Chapter from: M 65:  Salt Tectonics: A Global Perspective
Edited By 
M.P.A. Jackson, D.G. Roberts, and S. Snelson

Authors:
L.M. Liro and R. Coen

Structure, Tectonics, Paleostructure

Published 1995 as part of Memoir 65
Copyright © 1995 The American Association of Petroleum Geologists.   All Rights Reserved.
 

Liro, L. M., and R. Coen, 1995, Salt deformation history and postsalt structural trends, offshore southern Gabon, West Africa, in M. P. A. Jackson, D. G. Roberts, and S. Snelson, eds., Salt tectonics: a global perspective: AAPG Memoir 65, p. 323-331.
Chapter 15
Salt Deformation History and Postsalt Structural Trends, Offshore Southern Gabon, West Africa
L. M. Liro

Texaco Exploration and Production Technology 
Department
Houston, Texas, U.S.A.
 

Present address:

Texaco Central Exploration Department
Bellaire, Texas, U.S.A.
 

R. Coen

British Gas
Houston, Texas, U.S.A.
 

Present address:

AGIP Petroleum
Houston, Texas, U.S.A.

Abstract

Salt deformation in offshore southern Gabon is represented by mobilization of an Aptian salt layer in reaction to Tertiary clastic progradation. Seismic mapping of salt bodies and associated faulting has resulted in increased understanding of the types and distribution of these salt bodies, their associated faulting patterns, and some aspects of their origin.

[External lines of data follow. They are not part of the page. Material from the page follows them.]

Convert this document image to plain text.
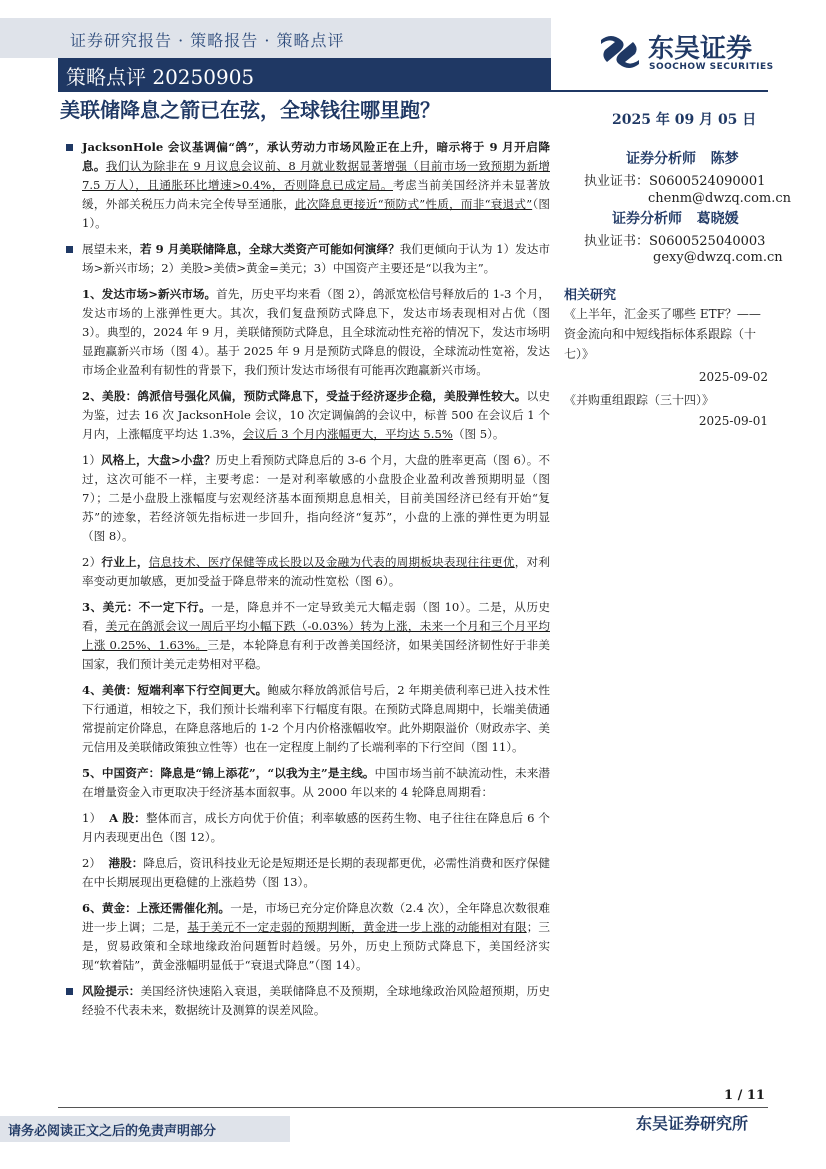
证券研究报告 · 策略报告 · 策略点评
策略点评 20250905
东吴证券
SOOCHOW SECURITIES
美联储降息之箭已在弦，全球钱往哪里跑？	2025 年 09 月 05 日
证券分析师 陈梦
执业证书：S0600524090001
chenm@dwzq.com.cn
证券分析师 葛晓媛
执业证书：S0600525040003
gexy@dwzq.com.cn
相关研究
《上半年，汇金买了哪些 ETF？——资金流向和中短线指标体系跟踪（十七）》
2025-09-02
《并购重组跟踪（三十四）》
2025-09-01

JacksonHole 会议基调偏“鸽”，承认劳动力市场风险正在上升，暗示将于 9 月开启降息。我们认为除非在 9 月议息会议前、8 月就业数据显著增强（目前市场一致预期为新增 7.5 万人），且通胀环比增速>0.4%，否则降息已成定局。考虑当前美国经济并未显著放缓，外部关税压力尚未完全传导至通胀，此次降息更接近“预防式”性质，而非“衰退式”（图 1）。

展望未来，若 9 月美联储降息，全球大类资产可能如何演绎？我们更倾向于认为 1）发达市场>新兴市场；2）美股>美债>黄金=美元；3）中国资产主要还是“以我为主”。

1、发达市场>新兴市场。首先，历史平均来看（图 2），鸽派宽松信号释放后的 1-3 个月，发达市场的上涨弹性更大。其次，我们复盘预防式降息下，发达市场表现相对占优（图 3）。典型的，2024 年 9 月，美联储预防式降息，且全球流动性充裕的情况下，发达市场明显跑赢新兴市场（图 4）。基于 2025 年 9 月是预防式降息的假设，全球流动性宽裕，发达市场企业盈利有韧性的背景下，我们预计发达市场很有可能再次跑赢新兴市场。

2、美股：鸽派信号强化风偏，预防式降息下，受益于经济逐步企稳，美股弹性较大。以史为鉴，过去 16 次 JacksonHole 会议，10 次定调偏鸽的会议中，标普 500 在会议后 1 个月内，上涨幅度平均达 1.3%，会议后 3 个月内涨幅更大，平均达 5.5%（图 5）。

1）风格上，大盘>小盘？历史上看预防式降息后的 3-6 个月，大盘的胜率更高（图 6）。不过，这次可能不一样，主要考虑：一是对利率敏感的小盘股企业盈利改善预期明显（图 7）；二是小盘股上涨幅度与宏观经济基本面预期息息相关，目前美国经济已经有开始“复苏”的迹象，若经济领先指标进一步回升，指向经济“复苏”，小盘的上涨的弹性更为明显（图 8）。

2）行业上，信息技术、医疗保健等成长股以及金融为代表的周期板块表现往往更优，对利率变动更加敏感，更加受益于降息带来的流动性宽松（图 6）。

3、美元：不一定下行。一是，降息并不一定导致美元大幅走弱（图 10）。二是，从历史看，美元在鸽派会议一周后平均小幅下跌（-0.03%）转为上涨，未来一个月和三个月平均上涨 0.25%、1.63%。三是，本轮降息有利于改善美国经济，如果美国经济韧性好于非美国家，我们预计美元走势相对平稳。

4、美债：短端利率下行空间更大。鲍威尔释放鸽派信号后，2 年期美债利率已进入技术性下行通道，相较之下，我们预计长端利率下行幅度有限。在预防式降息周期中，长端美债通常提前定价降息，在降息落地后的 1-2 个月内价格涨幅收窄。此外期限溢价（财政赤字、美元信用及美联储政策独立性等）也在一定程度上制约了长端利率的下行空间（图 11）。

5、中国资产：降息是“锦上添花”，“以我为主”是主线。中国市场当前不缺流动性，未来潜在增量资金入市更取决于经济基本面叙事。从 2000 年以来的 4 轮降息周期看：

1） A 股：整体而言，成长方向优于价值；利率敏感的医药生物、电子往往在降息后 6 个月内表现更出色（图 12）。

2） 港股：降息后，资讯科技业无论是短期还是长期的表现都更优，必需性消费和医疗保健在中长期展现出更稳健的上涨趋势（图 13）。

6、黄金：上涨还需催化剂。一是，市场已充分定价降息次数（2.4 次），全年降息次数很难进一步上调；二是，基于美元不一定走弱的预期判断，黄金进一步上涨的动能相对有限；三是，贸易政策和全球地缘政治问题暂时趋缓。另外，历史上预防式降息下，美国经济实现“软着陆”，黄金涨幅明显低于“衰退式降息”（图 14）。

风险提示：美国经济快速陷入衰退，美联储降息不及预期，全球地缘政治风险超预期，历史经验不代表未来，数据统计及测算的误差风险。

1 / 11
请务必阅读正文之后的免责声明部分	东吴证券研究所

Away from the Tertiary depocenter, the growth history of salt swells or pillows can be determined by examining onlapping and draping seismic reflectors. Significant Tertiary clastic progradation into the area mobilized the salt and resulted in a series of linear, deep salt walls and asymmetric, basinward-dipping salt rollers, commonly associated with significant up-to-basin listric faulting. The up-to-basin faulting dominates the southern Gabon subbasin. The expansion history of associated sediments suggests that these faults expanded episodically throughout the Tertiary, continuing to present-day bathymetric fault scarps. The bias toward up-to-basin faults, to the apparent exclusion of down-to-basin expansion faults, remains enigmatic.